Avoiding Falling Within the Scope of the Gambling Act 2005
The Gambling Act which came into force on 1 September 2007 presents a trap for the unwary. For those running anything other than a skill competition or a free prize draw it is essential to be aware of the dangers of unknowingly falling within the scope of the licence requirements of the Gambling Commission.
Where a competition is “betting”
A competition which involves guessing the outcome of a race or other event, or the likelihood of something occurring or not, or whether something is true or not, will be betting if payment is required to enter that competition. It does not matter whether or not the race or other event, whose result is being forecast, has already occurred, or whether or not one party knows the outcome. Guessing includes predicting using skill or judgment. A betting operating licence will be required to run such a competition.

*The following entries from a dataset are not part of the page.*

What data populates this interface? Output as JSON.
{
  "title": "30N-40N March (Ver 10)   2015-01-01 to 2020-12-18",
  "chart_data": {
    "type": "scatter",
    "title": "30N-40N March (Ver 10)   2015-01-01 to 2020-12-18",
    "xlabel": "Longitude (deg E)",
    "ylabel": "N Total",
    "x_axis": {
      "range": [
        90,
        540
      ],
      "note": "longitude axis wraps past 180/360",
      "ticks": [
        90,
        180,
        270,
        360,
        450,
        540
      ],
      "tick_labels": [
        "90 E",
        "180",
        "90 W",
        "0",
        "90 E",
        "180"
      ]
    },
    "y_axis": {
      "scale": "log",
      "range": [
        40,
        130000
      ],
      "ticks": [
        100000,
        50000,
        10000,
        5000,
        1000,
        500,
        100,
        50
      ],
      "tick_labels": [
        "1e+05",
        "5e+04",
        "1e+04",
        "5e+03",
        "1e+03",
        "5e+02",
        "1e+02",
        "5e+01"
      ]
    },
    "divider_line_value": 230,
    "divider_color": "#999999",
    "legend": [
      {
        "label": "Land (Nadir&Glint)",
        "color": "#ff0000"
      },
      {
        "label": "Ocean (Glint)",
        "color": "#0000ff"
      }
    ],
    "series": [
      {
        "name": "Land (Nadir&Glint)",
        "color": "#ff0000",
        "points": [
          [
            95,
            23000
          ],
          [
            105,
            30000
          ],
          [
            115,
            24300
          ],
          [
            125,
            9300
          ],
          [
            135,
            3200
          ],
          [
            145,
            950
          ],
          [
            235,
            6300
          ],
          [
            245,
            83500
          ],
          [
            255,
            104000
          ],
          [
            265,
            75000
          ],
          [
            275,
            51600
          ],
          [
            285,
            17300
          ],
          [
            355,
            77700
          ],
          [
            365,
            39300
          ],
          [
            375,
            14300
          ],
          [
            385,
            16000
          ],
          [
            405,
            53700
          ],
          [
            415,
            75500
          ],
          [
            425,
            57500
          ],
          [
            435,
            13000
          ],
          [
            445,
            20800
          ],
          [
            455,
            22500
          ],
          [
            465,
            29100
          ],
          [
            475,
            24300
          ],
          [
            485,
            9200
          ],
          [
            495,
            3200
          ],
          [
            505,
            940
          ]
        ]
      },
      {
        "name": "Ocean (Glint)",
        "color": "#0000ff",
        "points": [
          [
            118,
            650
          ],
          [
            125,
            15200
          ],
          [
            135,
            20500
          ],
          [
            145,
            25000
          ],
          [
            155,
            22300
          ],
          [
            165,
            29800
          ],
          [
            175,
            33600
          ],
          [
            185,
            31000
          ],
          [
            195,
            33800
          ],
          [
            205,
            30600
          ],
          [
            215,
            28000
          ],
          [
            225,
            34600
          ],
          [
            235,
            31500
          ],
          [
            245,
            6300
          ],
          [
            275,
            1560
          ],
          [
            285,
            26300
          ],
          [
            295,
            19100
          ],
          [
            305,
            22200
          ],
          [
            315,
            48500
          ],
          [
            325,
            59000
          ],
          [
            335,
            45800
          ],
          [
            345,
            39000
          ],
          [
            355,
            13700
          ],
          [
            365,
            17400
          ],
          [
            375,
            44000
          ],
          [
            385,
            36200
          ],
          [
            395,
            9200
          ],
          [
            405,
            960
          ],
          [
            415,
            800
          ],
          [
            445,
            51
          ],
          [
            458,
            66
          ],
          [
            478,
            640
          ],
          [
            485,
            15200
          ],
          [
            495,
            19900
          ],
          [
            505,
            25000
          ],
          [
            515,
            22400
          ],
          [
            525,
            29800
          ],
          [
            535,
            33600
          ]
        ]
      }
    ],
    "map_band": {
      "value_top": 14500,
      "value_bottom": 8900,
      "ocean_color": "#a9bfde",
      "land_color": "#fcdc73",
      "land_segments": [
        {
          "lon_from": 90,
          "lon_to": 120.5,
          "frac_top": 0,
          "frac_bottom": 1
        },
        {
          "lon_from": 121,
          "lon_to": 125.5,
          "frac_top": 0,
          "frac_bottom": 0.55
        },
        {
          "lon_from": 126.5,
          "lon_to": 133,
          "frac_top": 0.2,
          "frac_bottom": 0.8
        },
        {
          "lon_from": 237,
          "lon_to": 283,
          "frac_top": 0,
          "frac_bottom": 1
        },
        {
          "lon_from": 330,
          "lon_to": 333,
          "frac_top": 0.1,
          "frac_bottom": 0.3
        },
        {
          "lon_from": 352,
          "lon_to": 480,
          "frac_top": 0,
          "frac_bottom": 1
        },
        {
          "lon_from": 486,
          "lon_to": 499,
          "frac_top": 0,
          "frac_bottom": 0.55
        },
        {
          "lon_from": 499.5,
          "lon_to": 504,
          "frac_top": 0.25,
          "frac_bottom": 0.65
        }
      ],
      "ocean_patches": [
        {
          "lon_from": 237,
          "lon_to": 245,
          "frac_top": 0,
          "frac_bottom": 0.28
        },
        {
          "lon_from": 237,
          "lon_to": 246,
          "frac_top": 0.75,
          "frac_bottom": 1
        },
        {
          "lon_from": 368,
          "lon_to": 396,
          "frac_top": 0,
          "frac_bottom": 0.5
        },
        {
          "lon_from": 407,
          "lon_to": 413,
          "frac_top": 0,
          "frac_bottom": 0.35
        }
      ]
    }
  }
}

Where a competition is “gaming”
If a skill competition involves “playing a game of chance”, it will be gaming – and so require the appropriate licence, usually a casino operating licence – whether or not any payment is involved. A game of chance includes a game involving elements of both chance and skill (and even if the chance element can be eliminated by superlative skill) other than a sport and it does not matter whether or not there are more than one participants.
Where a competition is a “lottery”
It is a criminal offence to run a lottery unless either you have a lottery operating licence or the lottery is exempt from the licensing requirement because it is a private lottery (e.g. a workplace lottery), a customer lottery, an incidental non-commercial lottery or a small society lottery and in each case the exempt lottery fulfils certain conditions set out in the Act.
Small society lotteries (that is, lotteries below certain financial thresholds which are operated by non-commercial societies) still need to be registered with the local licensing authority.
Lottery operating licences are only available to local authorities or non-commercial societies (or external lottery managers managing lotteries on their behalf). A commercial organisation cannot get a lottery operating licence for its own promotional purposes – see here.
Incidental non commercial lotteries
Incidental non-commercial lotteries – typically raffles at one-off charity fundraising events – are, generally exempt under the Act provided certain conditions are met as detailed below, but for most organisations, they are little help to avoid the scope of the Act. They must for example, be incidental to an event which is not (and is not intended to be) profit making, and the lottery must not be promoted for private gain. Tickets can only be sold at the event and only during the event and the results must be announced before the end of the event. This offers no reprieve for those organisations looking to operate a profit making enterprise.
The Limited Exemptions for Customer Lotteries
The Act introduced a new exemption for customer lotteries, but the conditions for exemption mean this is unlikely to be very useful in practice. These conditions include the following:
- a maximum win of £50 per ticket;
- tickets must be supplied only to people who are on the promoter’s business premises as customers;
- no advertisement outside the business premises.
- no profits may be made;
- no rollover; and
- not more than one draw in any 7 day period.
Consequences of non- compliance
Any individual or company involved in promoting or managing an illegal lottery – including a competition which is a “lottery”- is guilty of a criminal offence under the Act and on conviction is liable to a fine of up to £5,000 and/or imprisonment for up to 51 weeks.
If the competition does not satisfy the skill requirement, and involves payment (without a free entry alternative) the competition must meet the requirements of the Act, and applications for licensing must be made to the Gambling Commission.
The costs of application depend on the type of licence required and the category of fees applicable.